Madame la Présidente après avoir constaté qu’il s’était écoulé un temps suffisant depuis l’assignation pour que la partie assignée puisse se défendre.
Après avoir entendu :
— en leurs conclusions et leurs plaidoiries : Me Pardot et Me Géronimi, conseils de M. [G]
— en ses conclusions et sa plaidoirie : Me Decramer, conseil de M. [T] [P]
— en ses conclusions et sa plaidoirie : Me Chemouny, conseil de la Selarl V&V
L’affaire a été mise en délibéré au 24 Octobre 2024 pour rendre l’ordonnance par mise à disposition au Greffe.
Le 3 avril 2024, M. [G] a été désigné en qualité de président de l’association du centre médico-chirurgical des Jockeys (CMCJ) à l’unanimité.
Le 14 mai 2024, M. [P] président de la communauté de communes de l’aire cantilienne et M. [N] député de l’oise et membres du conseil d’administration du centre médico-chirurgical des Jockeys de [Localité 12], ont saisi le président du tribunal judiciaire de Senlis aux fins de voir ordonner la désignation d’un administrateur provisoire du CMCJ.

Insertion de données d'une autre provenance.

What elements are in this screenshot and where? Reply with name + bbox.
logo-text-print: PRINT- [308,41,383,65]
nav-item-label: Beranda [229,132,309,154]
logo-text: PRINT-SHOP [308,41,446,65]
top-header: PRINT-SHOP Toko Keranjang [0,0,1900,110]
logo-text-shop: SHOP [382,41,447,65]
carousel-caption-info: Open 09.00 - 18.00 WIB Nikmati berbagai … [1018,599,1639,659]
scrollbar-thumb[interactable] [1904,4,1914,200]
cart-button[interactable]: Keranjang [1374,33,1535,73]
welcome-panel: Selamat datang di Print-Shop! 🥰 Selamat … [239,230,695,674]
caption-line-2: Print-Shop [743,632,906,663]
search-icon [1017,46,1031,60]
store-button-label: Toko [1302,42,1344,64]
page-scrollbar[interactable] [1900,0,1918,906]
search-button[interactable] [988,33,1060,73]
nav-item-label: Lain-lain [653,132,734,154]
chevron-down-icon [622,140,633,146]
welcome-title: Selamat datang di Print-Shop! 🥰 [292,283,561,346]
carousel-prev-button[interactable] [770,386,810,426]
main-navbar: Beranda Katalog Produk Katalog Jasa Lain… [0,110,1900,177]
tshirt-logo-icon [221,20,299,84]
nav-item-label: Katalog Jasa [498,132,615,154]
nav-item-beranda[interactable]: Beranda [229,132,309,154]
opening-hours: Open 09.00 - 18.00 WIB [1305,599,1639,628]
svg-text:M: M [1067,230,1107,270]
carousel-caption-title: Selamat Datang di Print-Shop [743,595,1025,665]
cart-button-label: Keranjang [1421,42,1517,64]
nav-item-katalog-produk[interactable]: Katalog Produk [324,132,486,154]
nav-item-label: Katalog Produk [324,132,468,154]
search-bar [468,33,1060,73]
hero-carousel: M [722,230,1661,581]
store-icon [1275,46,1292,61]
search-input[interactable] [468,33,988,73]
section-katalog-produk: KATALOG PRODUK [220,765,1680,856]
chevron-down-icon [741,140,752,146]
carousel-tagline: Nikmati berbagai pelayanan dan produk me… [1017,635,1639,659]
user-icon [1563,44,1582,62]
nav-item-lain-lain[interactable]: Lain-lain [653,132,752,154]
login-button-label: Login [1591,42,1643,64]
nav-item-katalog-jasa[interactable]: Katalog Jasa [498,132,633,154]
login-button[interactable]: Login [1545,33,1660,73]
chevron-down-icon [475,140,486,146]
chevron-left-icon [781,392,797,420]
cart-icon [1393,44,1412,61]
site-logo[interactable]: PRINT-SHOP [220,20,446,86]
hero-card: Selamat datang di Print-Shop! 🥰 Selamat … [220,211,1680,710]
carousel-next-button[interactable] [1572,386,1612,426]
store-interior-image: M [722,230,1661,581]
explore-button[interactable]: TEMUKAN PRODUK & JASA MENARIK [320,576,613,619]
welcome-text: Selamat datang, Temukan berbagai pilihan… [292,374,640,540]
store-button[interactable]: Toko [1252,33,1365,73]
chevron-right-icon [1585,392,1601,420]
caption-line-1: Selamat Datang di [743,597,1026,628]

Par ordonnance du 15 mai 2024, le président du tribunal judiciaire de Senlis a fait droit à la requête précitée et a :
— désigné pour un an renouvelable la société d’exercice libérale à responsabilité limitée AJAssociés pris en la personne de Maître [J] [P], administrateur judiciaire à [Localité 19], sans lien de parenté avec Monsieur [T] [P], en qualité d’administrateur provisoire du CMCJ, avec pour mission de se faire remettre l’ensemble des documents et archives du CMCJ, d’administrer le CMCJ, de pourvoir à sa bonne gestion et de prendre toutes les mesures nécessaires au rétablissement de son fonctionnement normal ;
— dit que l’administrateur provisoire devra exercer tous les pouvoirs dévolus au président par les statuts du CMCJ et prendre toutes mesures imposées par l’urgence.

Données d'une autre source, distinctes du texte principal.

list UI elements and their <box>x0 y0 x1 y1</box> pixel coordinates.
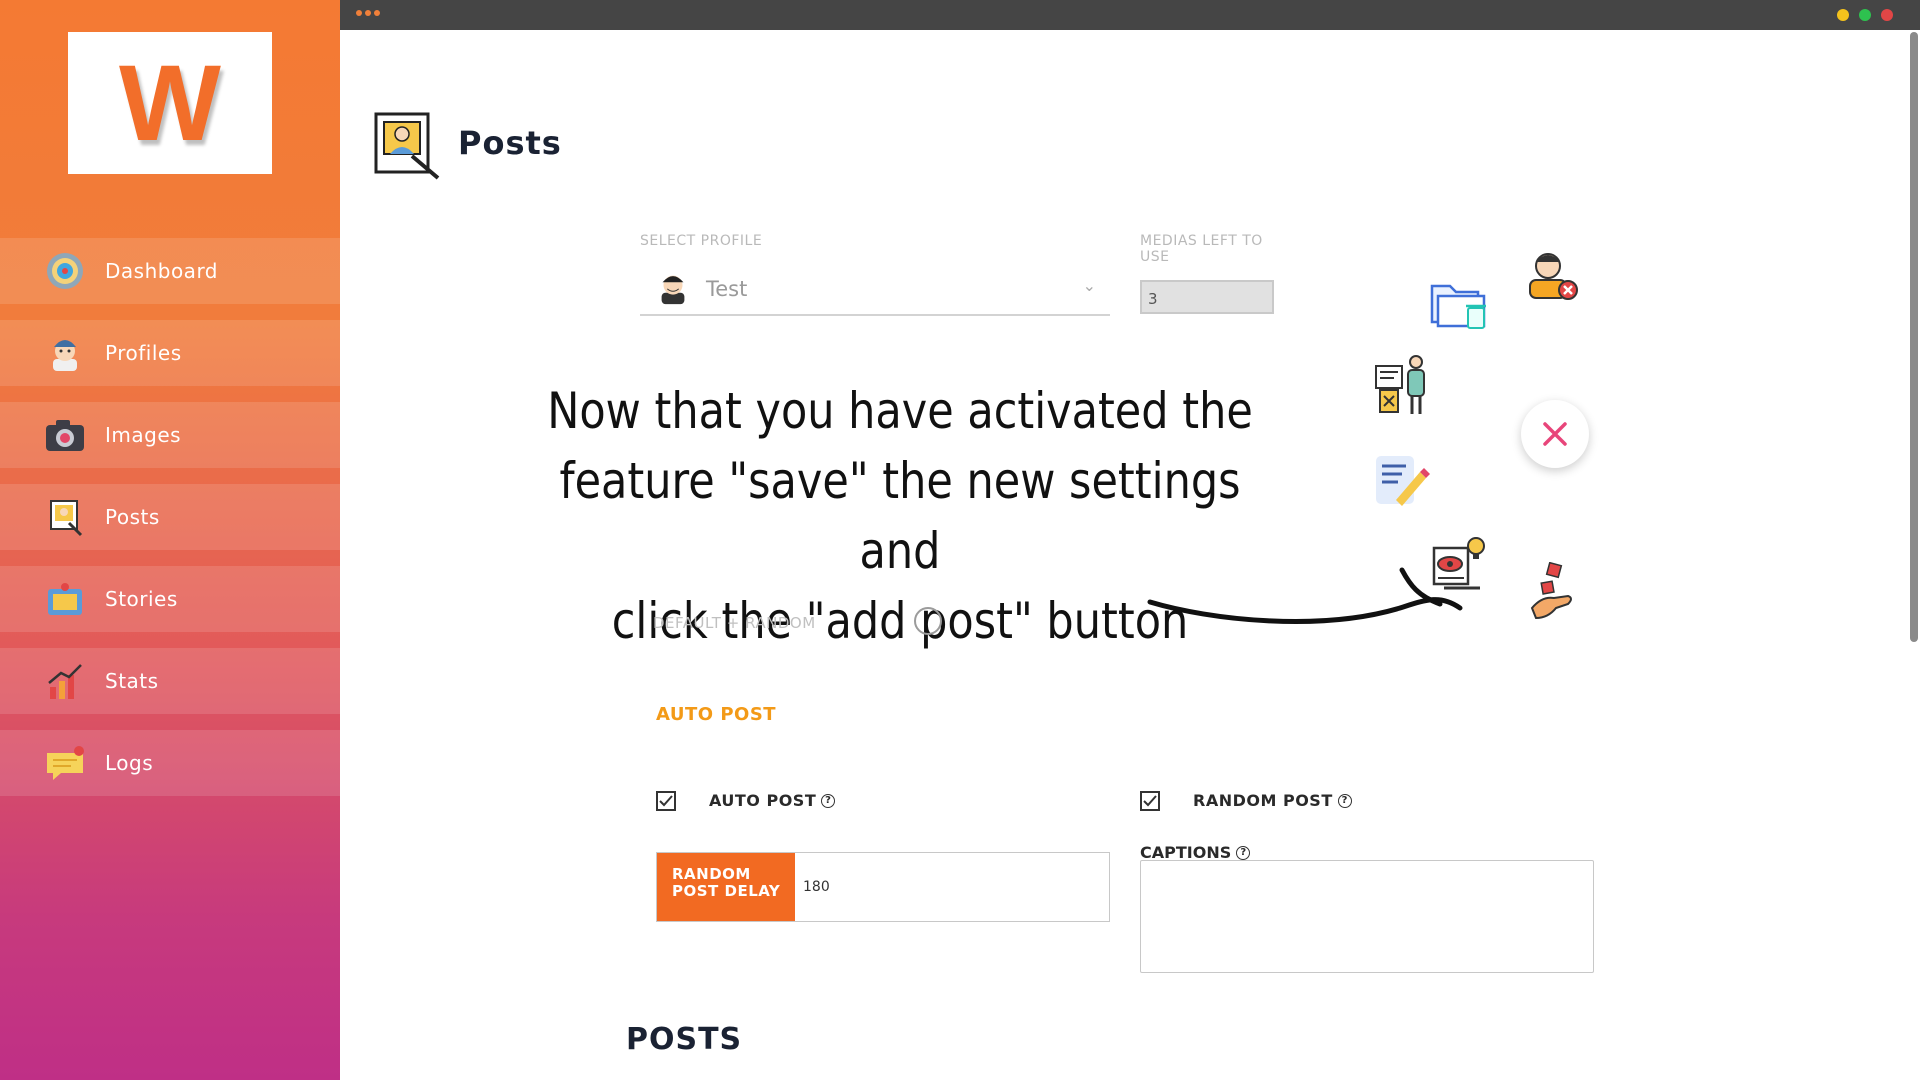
sidebar-item-label: Dashboard <box>105 259 219 283</box>
random-post-delay-value[interactable]: 180 <box>795 853 830 921</box>
profile-avatar-icon <box>654 268 692 310</box>
chevron-down-icon: ⌄ <box>1082 276 1096 295</box>
app-logo[interactable]: W <box>68 32 272 174</box>
folder-delete-icon[interactable] <box>1430 276 1490 336</box>
sidebar-item-stats[interactable]: Stats <box>0 648 340 714</box>
random-post-delay-field[interactable]: RANDOM POST DELAY 180 <box>656 852 1110 922</box>
posts-icon <box>372 110 442 184</box>
checkmark-icon <box>659 795 673 807</box>
sidebar-item-label: Images <box>105 423 182 447</box>
sidebar-item-images[interactable]: Images <box>0 402 340 468</box>
menu-dots-icon[interactable] <box>356 10 380 16</box>
medias-left-label: MEDIAS LEFT TO USE <box>1140 233 1263 265</box>
select-profile-value: Test <box>706 277 748 301</box>
window-titlebar <box>340 0 1920 30</box>
sidebar-item-label: Profiles <box>105 341 182 365</box>
sidebar-item-label: Posts <box>105 505 160 529</box>
auto-post-label-text: AUTO POST <box>709 791 817 810</box>
fab-close-button[interactable] <box>1521 400 1589 468</box>
default-random-radio[interactable] <box>914 607 942 635</box>
sidebar-nav: Dashboard Profiles Images Posts Stories <box>0 238 340 812</box>
posts-section-title: POSTS <box>626 1022 743 1057</box>
sidebar: W Dashboard Profiles Images Posts Storie… <box>0 0 340 1080</box>
logo-letter: W <box>119 42 221 163</box>
stats-chart-icon <box>43 659 87 703</box>
sidebar-item-stories[interactable]: Stories <box>0 566 340 632</box>
delay-label-line: RANDOM <box>672 865 751 883</box>
sidebar-item-profiles[interactable]: Profiles <box>0 320 340 386</box>
stories-icon <box>43 577 87 621</box>
random-post-checkbox[interactable] <box>1140 791 1160 811</box>
checkmark-icon <box>1143 795 1157 807</box>
annotation-line: Now that you have activated the <box>547 382 1253 440</box>
auto-post-checkbox[interactable] <box>656 791 676 811</box>
help-icon[interactable]: ? <box>1337 793 1352 808</box>
sidebar-item-label: Stats <box>105 669 159 693</box>
sidebar-item-posts[interactable]: Posts <box>0 484 340 550</box>
default-random-label: DEFAULT + RANDOM <box>653 614 816 632</box>
random-post-delay-label: RANDOM POST DELAY <box>657 853 795 921</box>
auto-post-section-title: AUTO POST <box>656 704 777 725</box>
close-window-button[interactable] <box>1881 9 1893 21</box>
sidebar-item-logs[interactable]: Logs <box>0 730 340 796</box>
help-icon[interactable]: ? <box>821 793 836 808</box>
help-icon[interactable]: ? <box>1236 845 1251 860</box>
profile-avatar-icon <box>43 331 87 375</box>
preview-idea-icon[interactable] <box>1430 534 1492 598</box>
auto-post-label: AUTO POST ? <box>709 791 836 810</box>
random-post-label: RANDOM POST ? <box>1193 791 1352 810</box>
maximize-button[interactable] <box>1859 9 1871 21</box>
select-profile-dropdown[interactable]: Test ⌄ <box>640 264 1110 316</box>
presenter-icon[interactable] <box>1372 354 1432 420</box>
posts-icon <box>43 495 87 539</box>
page-title: Posts <box>458 124 562 162</box>
logs-message-icon <box>43 741 87 785</box>
minimize-button[interactable] <box>1837 9 1849 21</box>
sidebar-item-label: Logs <box>105 751 154 775</box>
medias-left-field: 3 <box>1140 280 1274 314</box>
annotation-arrow <box>1147 567 1463 624</box>
edit-document-icon[interactable] <box>1372 452 1432 516</box>
random-post-label-text: RANDOM POST <box>1193 791 1333 810</box>
user-remove-icon[interactable] <box>1522 244 1582 308</box>
hand-dice-icon[interactable] <box>1528 561 1580 626</box>
window-controls <box>1837 9 1893 21</box>
camera-icon <box>43 413 87 457</box>
dashboard-gauge-icon <box>43 249 87 293</box>
scrollbar-thumb[interactable] <box>1910 32 1918 642</box>
close-icon <box>1543 422 1567 446</box>
select-profile-label: SELECT PROFILE <box>640 233 763 249</box>
captions-textarea[interactable] <box>1140 860 1594 973</box>
sidebar-item-dashboard[interactable]: Dashboard <box>0 238 340 304</box>
delay-label-line: POST DELAY <box>672 882 781 900</box>
sidebar-item-label: Stories <box>105 587 178 611</box>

Par jugement en date du 16 mai 2024, le tribunal de commerce de Bobigny a ouvert une procédure de redressement judiciaire du CMCJ et désigné la SCP Thevenot Partners en la personne de Maître [Y] [V] et la Selarl AJAssociés prise en la personne de Maître [J] [P], comme administrateurs judiciaires avec pouvoir d’assistance et la SCP Angel-[A] en la personne de Maître [A] et la Selarl Asterer prise en la personne de Maître [D] [R], en qualité de mandataires judiciaires.
Par ordonnance du 22 mai 2024, le président du tribunal judiciaire de Senlis a autorisé M. [G] à faire assigner M. [P] et M. [N].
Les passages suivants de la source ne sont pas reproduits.